Two pedestrians stand on Broadway at West 44th Street in New York's Times Square on a November night in 1976. In his new memoir, critic James Wolcott writes about his life in 1970s New York.
AP
Two pedestrians stand on Broadway at West 44th Street in New York's Times Square on a November night in 1976. In his new memoir, critic James Wolcott writes about his life in 1970s New York.

When critic James Wolcott was a college sophomore, he wrote an article about Norman Mailer for his student paper. After the article was published, Wolcott found Mailer's address in a copy of Who's Who and mailed him a copy. Mailer wrote back.

"[He said]: 'When you leave college, I'd be willing to write a letter for you to editor Dan Wolf at The Village Voice," recalls Wolcott.

Wolcott knew he couldn't wait the two years until graduation. He wrote back to Mailer.

"I said, 'Can you write it now?' " Wolcott tells Fresh Air's Terry Gross. "And to Mailer's credit, he did it. And that's how everything got started."

Wolcott left Frostburg State College after his sophomore year and joined the staff of The Village Voice. It was the fall of 1972 and a time of great turmoil in New York City. Crime rates were soaring. The city was barely breaking even financially. X-rated movie theaters and prostitutes lined Times Square.

"How lucky I was, arriving in New York just as everything was about to go to hell," writes Wolcott in his memoir Lucking Out. "I had no idea how fortunate I was at the time, eaten up as I was in my own present-tense concerns and taking for granted the lively decay, the intense dissonance that seemed like normality."

On Tuesday's Fresh Air, Wolcott reflects on that first decade he spent in New York, navigating the city amid its culture and crime.

"[Things] were beyond what I would have expected," he recalls. "I knew about prostitutes from movies, but I didn't actually ever see them working the street.

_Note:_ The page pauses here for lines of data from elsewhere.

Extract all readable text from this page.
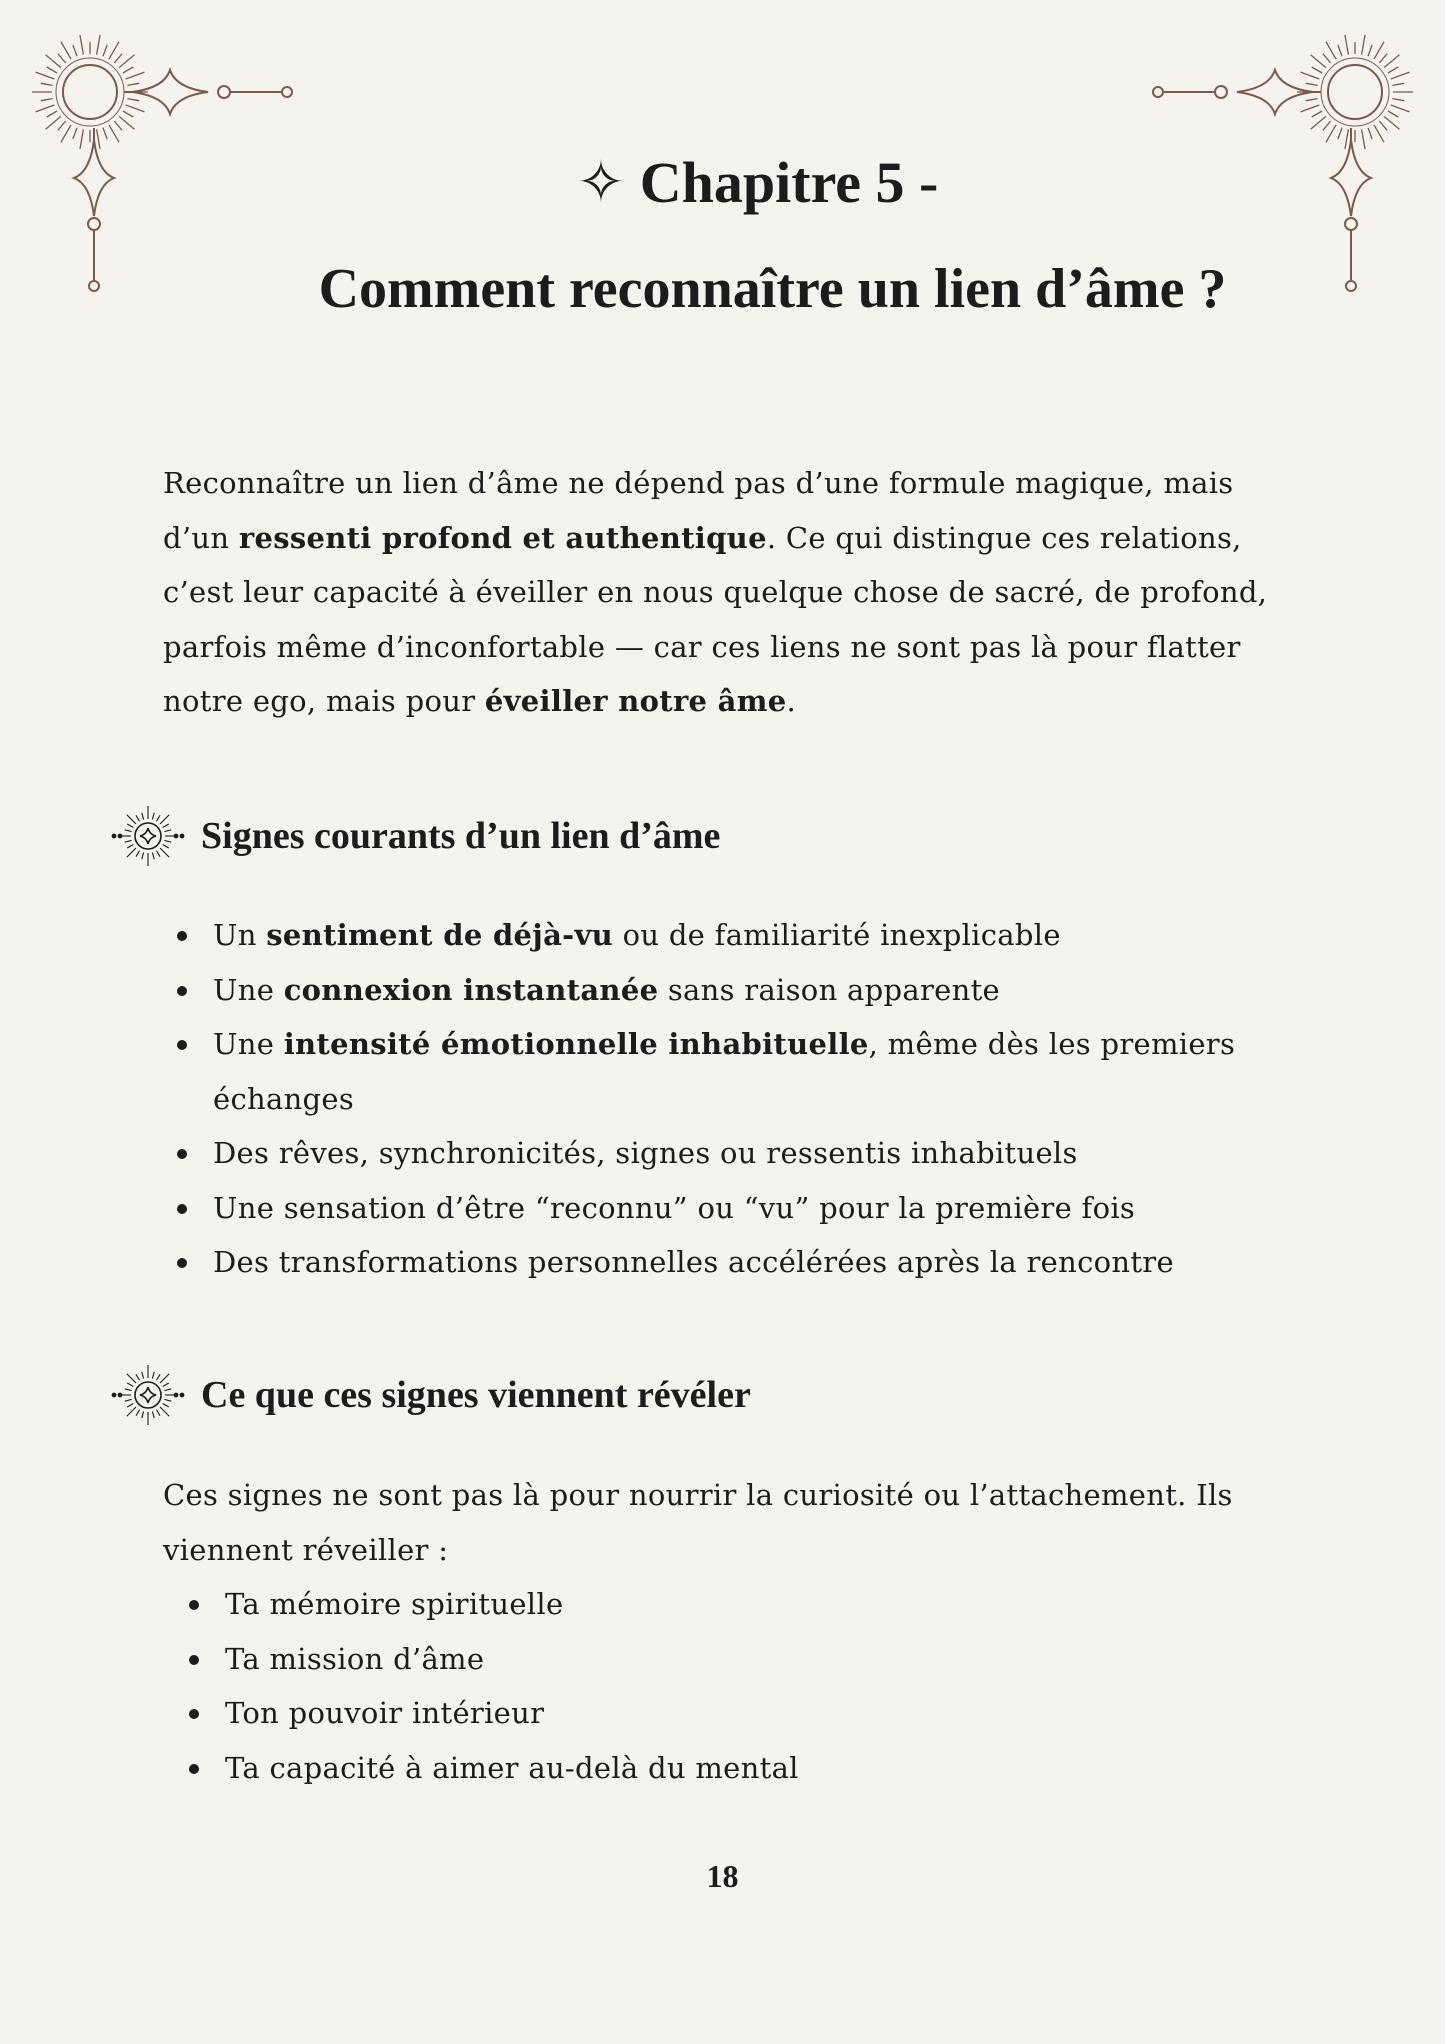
✧ Chapitre 5 -
Comment reconnaître un lien d’âme ?

Reconnaître un lien d’âme ne dépend pas d’une formule magique, mais d’un ressenti profond et authentique. Ce qui distingue ces relations, c’est leur capacité à éveiller en nous quelque chose de sacré, de profond, parfois même d’inconfortable — car ces liens ne sont pas là pour flatter notre ego, mais pour éveiller notre âme.

Signes courants d’un lien d’âme
Un sentiment de déjà-vu ou de familiarité inexplicable
Une connexion instantanée sans raison apparente
Une intensité émotionnelle inhabituelle, même dès les premiers échanges
Des rêves, synchronicités, signes ou ressentis inhabituels
Une sensation d’être “reconnu” ou “vu” pour la première fois
Des transformations personnelles accélérées après la rencontre
Ce que ces signes viennent révéler

Ces signes ne sont pas là pour nourrir la curiosité ou l’attachement. Ils viennent réveiller :

Ta mémoire spirituelle
Ta mission d’âme
Ton pouvoir intérieur
Ta capacité à aimer au-delà du mental
18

When you see a prostitute pulling a knife on another prostitute, that's something suburban Maryland didn't prepare me for."

In the early years, Wolcott remembers writing about all sorts of topics. He covered political primaries, as well as municipal meetings, the punk-rock scene and New York's comedy clubs.

"The great thing about The Village Voice was that they didn't pigeonhole you," he says. "They would let you write about theater, if there was something you wanted to write about — or if you wanted to write about a record. They didn't slot you."

Wolcott eventually became part of an influential circle of young critics led by the The New Yorker's Pauline Kael. She had reached out to Wolcott after reading a piece of his in the Voice and started inviting him to movie screenings.

"That's part of the lucking out that happened to me," he says. "It wouldn't happen now, and not only because Pauline Kael isn't around. The whole culture of journalism has changed. ... We would go to screenings and invite people from The New Yorker and then [go] to the Algonquin or [a café] and talk over the movie."

Wolcott also found himself dancing alongside punk rocker Patti Smith at CBGB's and watching pornography in darkened Times Square movie theaters.

"This was a time when New York Times editors would sneak off on their lunch hours and go see Deep Throat," says Wolcott. "When Deep Throat became a sensation, the kind of people who went to [the society hangout] Elaine's were going off there. ... You had to have an opinion about it."

Wolcott's opinion? "I was raised Catholic, so guilt is part of the package," he says. "It was my way of being bad, as it were, even though nobody was going to judge me. I was judging myself."

Unlike others in the porn theater, Wolcott says he never shouted at the screens. But he did follow the one cardinal rule of X-rated theaters, he says.

"Nobody ever came to the beginning of the movie and left at the end. Everybody arrived at different parts of the middle. Because no one was fooling themselves that they knew what the story was," he says. "So it was a transient experience."

James Wolcott has written for Esquire, The New Yorker, New York Magazine and The New York Review of Books. He is a longtime critic for Vanity Fair, where he writes about media and pop culture.